Damien helps, pushing it off, his palms stroking my shoulders as he does and sending ripples of heat coursing through me. He catches the tie, pulling it free of the loops as the robe slides off me to pool on the floor.

He steps back, still saying nothing. Then he slowly raises my arms above my head and uses the sash to tie my wrists together. My breath catches, and I feel the tightening in my cunt, a hot, needy feeling, and I want to beg, but I am not allowed to talk. Yet I want him too badly, and since I cannot use my hands I hook my leg around his hips and urge him closer, then tilt my hips to rub against his.

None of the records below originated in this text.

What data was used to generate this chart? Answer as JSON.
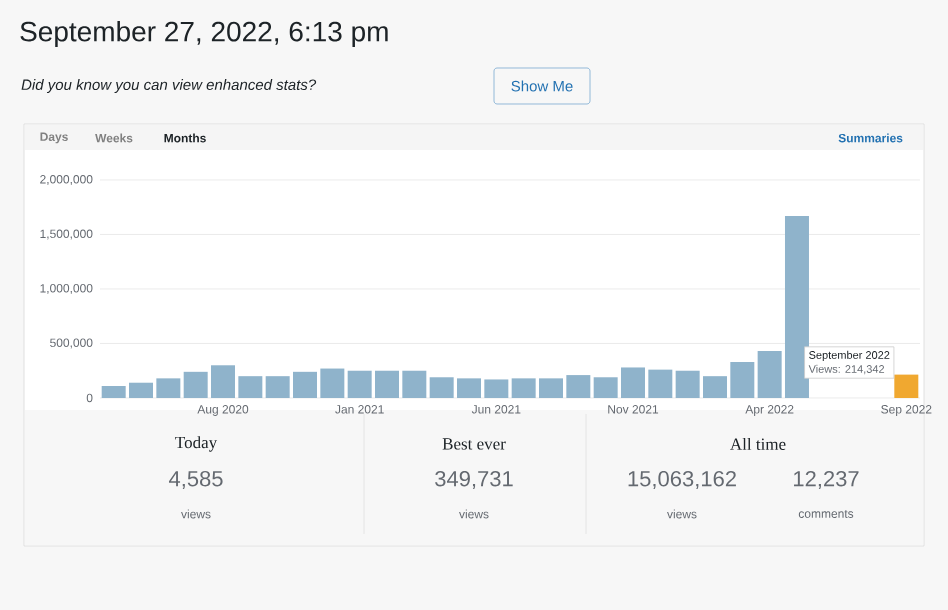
{
  "chart_data": {
    "type": "bar",
    "title": "September 27, 2022, 6:13 pm",
    "subtitle": "Did you know you can view enhanced stats?",
    "categories": [
      null,
      null,
      null,
      null,
      "Aug 2020",
      null,
      null,
      null,
      null,
      "Jan 2021",
      null,
      null,
      null,
      null,
      "Jun 2021",
      null,
      null,
      null,
      null,
      "Nov 2021",
      null,
      null,
      null,
      null,
      "Apr 2022",
      null,
      null,
      null,
      null,
      "Sep 2022"
    ],
    "values": [
      110000,
      140000,
      180000,
      240000,
      300000,
      200000,
      200000,
      240000,
      270000,
      250000,
      250000,
      250000,
      190000,
      180000,
      170000,
      180000,
      180000,
      210000,
      190000,
      280000,
      260000,
      250000,
      200000,
      330000,
      430000,
      1670000,
      null,
      null,
      null,
      214342
    ],
    "colors": [
      "#8fb3cb",
      "#8fb3cb",
      "#8fb3cb",
      "#8fb3cb",
      "#8fb3cb",
      "#8fb3cb",
      "#8fb3cb",
      "#8fb3cb",
      "#8fb3cb",
      "#8fb3cb",
      "#8fb3cb",
      "#8fb3cb",
      "#8fb3cb",
      "#8fb3cb",
      "#8fb3cb",
      "#8fb3cb",
      "#8fb3cb",
      "#8fb3cb",
      "#8fb3cb",
      "#8fb3cb",
      "#8fb3cb",
      "#8fb3cb",
      "#8fb3cb",
      "#8fb3cb",
      "#8fb3cb",
      "#8fb3cb",
      "#8fb3cb",
      "#8fb3cb",
      "#8fb3cb",
      "#f0a830"
    ],
    "ylim": [
      0,
      2000000
    ],
    "yticks": [
      0,
      {
        "value": 500000,
        "label": "500,000"
      },
      {
        "value": 1000000,
        "label": "1,000,000"
      },
      {
        "value": 1500000,
        "label": "1,500,000"
      },
      {
        "value": 2000000,
        "label": "2,000,000"
      }
    ],
    "grid": "y",
    "annotations": [
      "Show Me",
      "Days",
      "Weeks",
      "Months",
      "Summaries",
      {
        "text": "September 2022",
        "x": "Sep 2022",
        "y": 214342
      },
      "Views: 214,342",
      "Today",
      "4,585",
      "views",
      "Best ever",
      "349,731",
      "views",
      "All time",
      "15,063,162",
      "views",
      "12,237",
      "comments"
    ]
  }
}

He’s hard, and I arch back, feeling the length of him beneath the smooth material of his slacks. He is still dressed for dinner in a suit and jacket, all perfectly pressed and perfectly presentable. And the fact that I am naked in his arms is making me just a little crazy.

Please.

It’s a silent plea, but one he seems to understand, and I am weak with relief when I hear the sound of his zipper. He holds my bound wrists above my head with one hand while he teases my cunt with his other. I keep my leg tight against his hip as he thrusts his fingers hard inside me before finally entering me, hard and fast, his cock filling me. He pounds hard into me, still dressed, still silent, and it is wild and crazy and wonderfully exciting. And when he explodes inside me—when his body shudders and he trembles against me—I feel soft and feminine and deliciously used.

He is breathing hard—so am I. And I curl against him, my bound wrists around his neck, when he scoops me up and takes me into the bedroom. He lays me gently on the spread, then he strips, and I watch as the corporate uniform falls away, revealing a man who was surely sculpted by the gods.

This time, he makes love to me slowly. His mouth teasing me, his cock filling me, his hands stroking me until every bit of me is on fire. I am electrically charged, and when I explode, it is as if I am lightning, shooting across the night sky to crackle and burn, bright and wild and hot.

When the tremors of the orgasm fade, I go limp in his arms, then stretch once he unties me, enjoying every sore muscle, every bruise, every ache. And when I curl back up against him and he hooks his arm around my waist, I not only feel well-fucked, I also feel well-loved.

“What are you thinking?” I ask, when I realize that neither one of us has drifted off. I’m breaking the rules, maybe, but I don’t care. I want to hear his voice.

“That it’s a shame this is a weekend fling,” he says. “That if you were mine I would hold you close every day. I would tell you that you are my breath, my life. That you are the thing that gives my life meaning. That makes me whole.”

He brushes a kiss over the curve of my ear. “I’d tell you that I love you, and that I feel you in every beat of my heart and in every breath I take. I bless every sunrise because it marks a new day by your side. And that,” he says, “is what I would say if you were mine.”

My heart skitters with his words, and I roll over to face him. “I don’t know how you do it,” I say, “but I love you more each day.”